In  August of 2013 the city sold $60.7 million dollars of bonds at par.   These bonds were offered in two groups, $45.1 million in tax-exempt bonds, and $15.6 million worth of taxable bonds.  The city evidently received a premium of another almost $4.3 million on the bonds, presumably because of the high interest rate we were willing to pay.

The tax-exempt bonds were sold but the taxable bonds were not.  The underwriters had to buy them.

We paid $1.7 million dollars for the privilege of selling these bonds.

Hotel Occupancy Tax

According to a June 26, 2012 presentation from the city’s chief financial officer we can expect to get about $2.4 million each year from the increase in the Hotel Occupancy Tax.  You will remember that we were told that this tax along with lease payments from the sports group as well as revenue generated from the 77 games each year would pay for the ball park.

A document available on the city web site tells us that the cost to finance the bonds in 2014 will be $3,052,205.14 for the tax-exempt bonds and $1,091.175.50 for the taxable ones, totaling $4,143,380.64.  Those numbers go up slightly in 2015.

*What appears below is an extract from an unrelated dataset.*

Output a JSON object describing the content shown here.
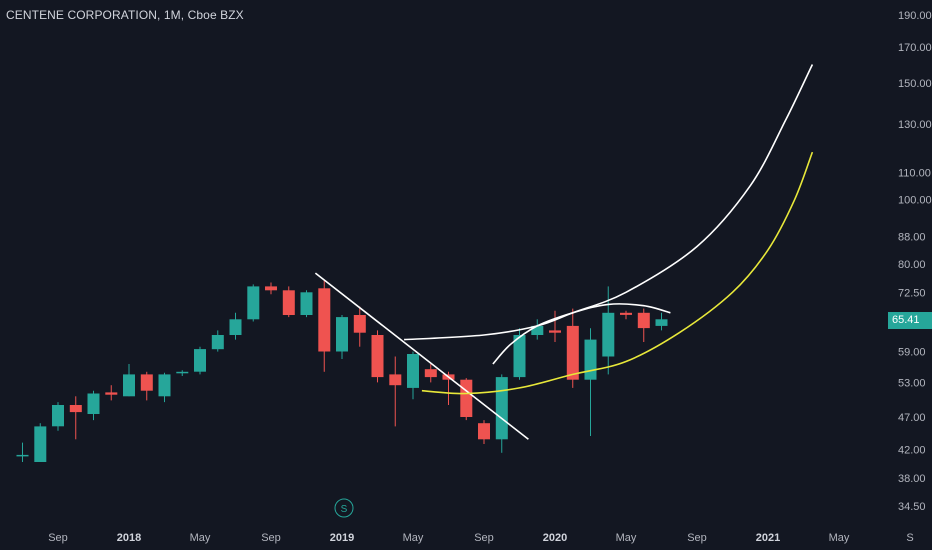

I guess the city has been right in telling us that we will have to use general fund revenue to make up the difference.

Those numbers do not include any payment of the principal.

The city’s presentation shows that they plan to make modest principal payments on the taxable bonds starting in 2019.  They will start making serious principal payments in 2024 with an ever increasing payment until those bonds are paid for.

No principles

As for the tax-exempt bonds, this chart tells what the city has done to us:

2013ataxexemptbonds

They are planning a “large bullet payment” of $17,455,000 in 2023.  The amortization chart is below:

2013aschedule

They optimistically talk about the potential of using “excess” Hotel Occupancy Taxes and of the potential of lower market rates.  We have already seen HOT taxes coming in under their projections.  As for lower interest rates in the future I think that we all know the answer.

Better future

We are not even planning to begin paying for the tax-exempt principal until 2023.  Where will that money come from?

We deserve better

Brutus


El Paso ball park lease–continued

November 7, 2013

I found the first amendment to the ball park lease.  As it applies to parking the only thing that I saw in the amendment was that in years 25-30 of the lease the city will be entitled to $1.60 per parking spot per year.

The lease is now for thirty years with the sports group having the option to extend the lease three times for five years each.  That brings the period in which they can control the ball park to 45 years.

The lease will cost $400,000 per year for the first five years and escalates all the way up to $644,204 per year in years 25 to 30.

City use

The sports group gets first priority in using the facility each of the 365 days of the year.

The city may request to use the facility for:

“civic-oriented, community not-for profit or educational events such as City ceremonies, conferences, conventions, meetings and training sessions”

and the sports group will allow them to use it if the sports group does not have something else scheduled for that day.  In other words the city only gets to use the stadium if the sports group does not want it that day, and the city cannot use the arena to make a profit.

Concession

When the city is using the stadium the sports group has the right to run the concessions.  If the sports group declines to run the concessions for a city event, the city must “negotiate an agreement” with the sports group’s existing concessionaires.

The city will reimburse the sports group for any extra expenses that running the city event cause.

City ticket revenue

The city may place a surcharge of fifty cents for each ticket sold for a ball park event.  That number increases each five years up to eighty cents per ticket in years 25-30.

Escalator

I can understand setting fixed amounts for leasing of large facilities.  What does not make sense is a ticket surcharge that goes from fifty cents to eighty cents after 25 years.  Where were the city people in this negotiation?